The little girl’s question
hung in the morning
Naked and still
like a black and white memory
Preserved forever by a rush of light
Against the grainy surface
of a photographic plate
And the elders looked one at the other,
Searching for letters to spell disaster
“When you’re a little older, “
they said to her
“When you’re a little older,
you’ll understand.”
But it was the elders
Who could not comprehend
How ‘positive’ became a Basuto word,
A Bapeti word
A Xhosa word without the clicks
Which nature bestowed
On moist pink tongues
So many years ago
She would not stop,
she wanted to know
Why Grandfather’s smile
showed so many holes
Each gap left by the passing of souls
Between life and death
Between air and earth
Informal transcendences
of one form to the next
The old man answered with a lisp
"Your face is as bright as a slice of the moon
Your laughter melodious as a marimba tune"
Then he lost the smile
As it wavered and thinned
Far short of the corners of tear charged eyes
Why am I positive?
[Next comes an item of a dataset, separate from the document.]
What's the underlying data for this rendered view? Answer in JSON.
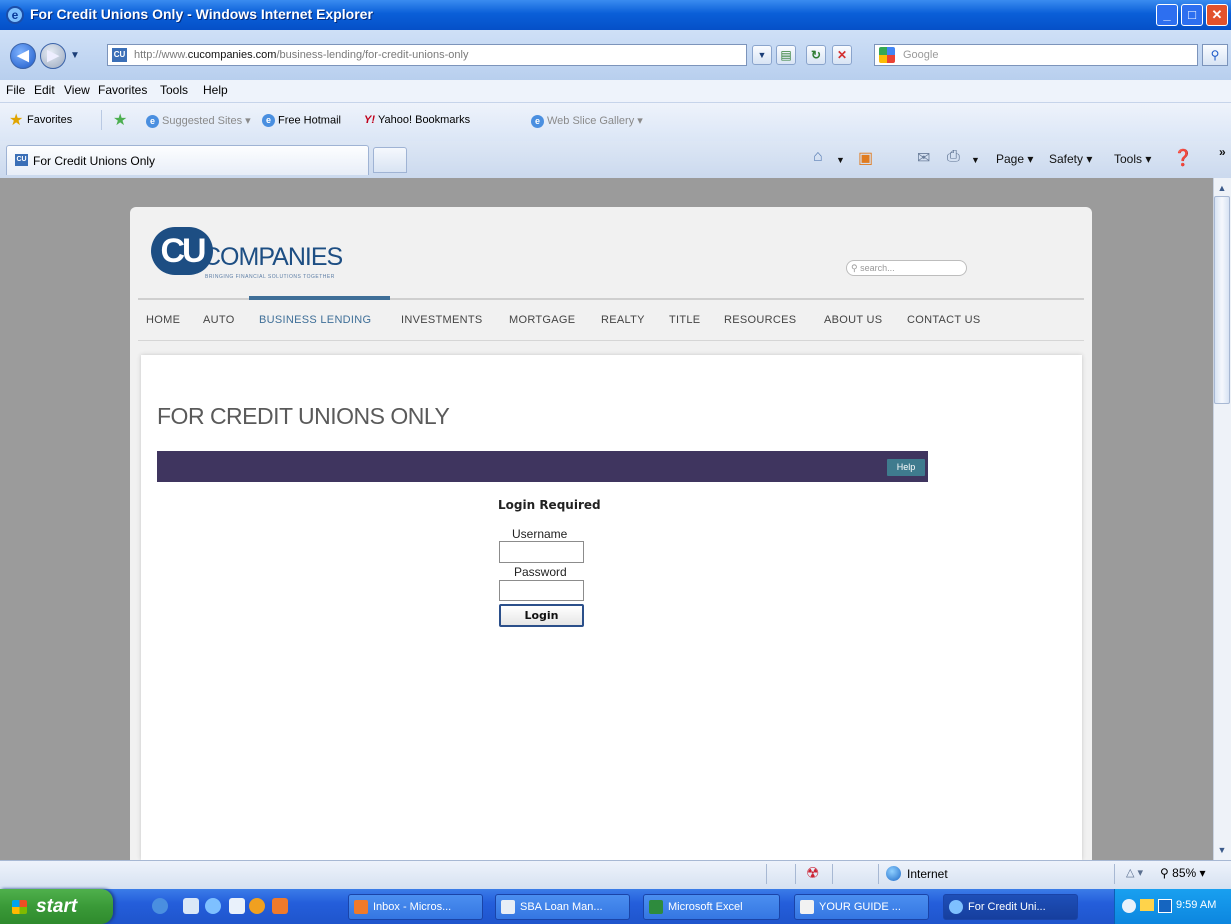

The little girl read
One finger tracing the border of words
From left to right
From eye to tongue
And the pupils heard the teacher’s reply
“You run and play and study hard
Sometimes you’re first
In quizzes and tests
You’re young and curious,
The brightest and best
You always do your homework first"
The teacher summoned mist from the hills
Watched it settle over the playing-field
And there observed the funeral of the future
In rhythm games and nursery rhymes
Why is she positive? The village asks
Her mother lies all day upon a mat
Beneath a mango tree in the yard
Her father escaped the other day
Resting in the shade of the same old tree
It was her aunt, the nurse, the giver of pills
Who said she was positive by the shade of her blood
“When you’re little older”, she said to her
“You’ll understand what it means to be positive.”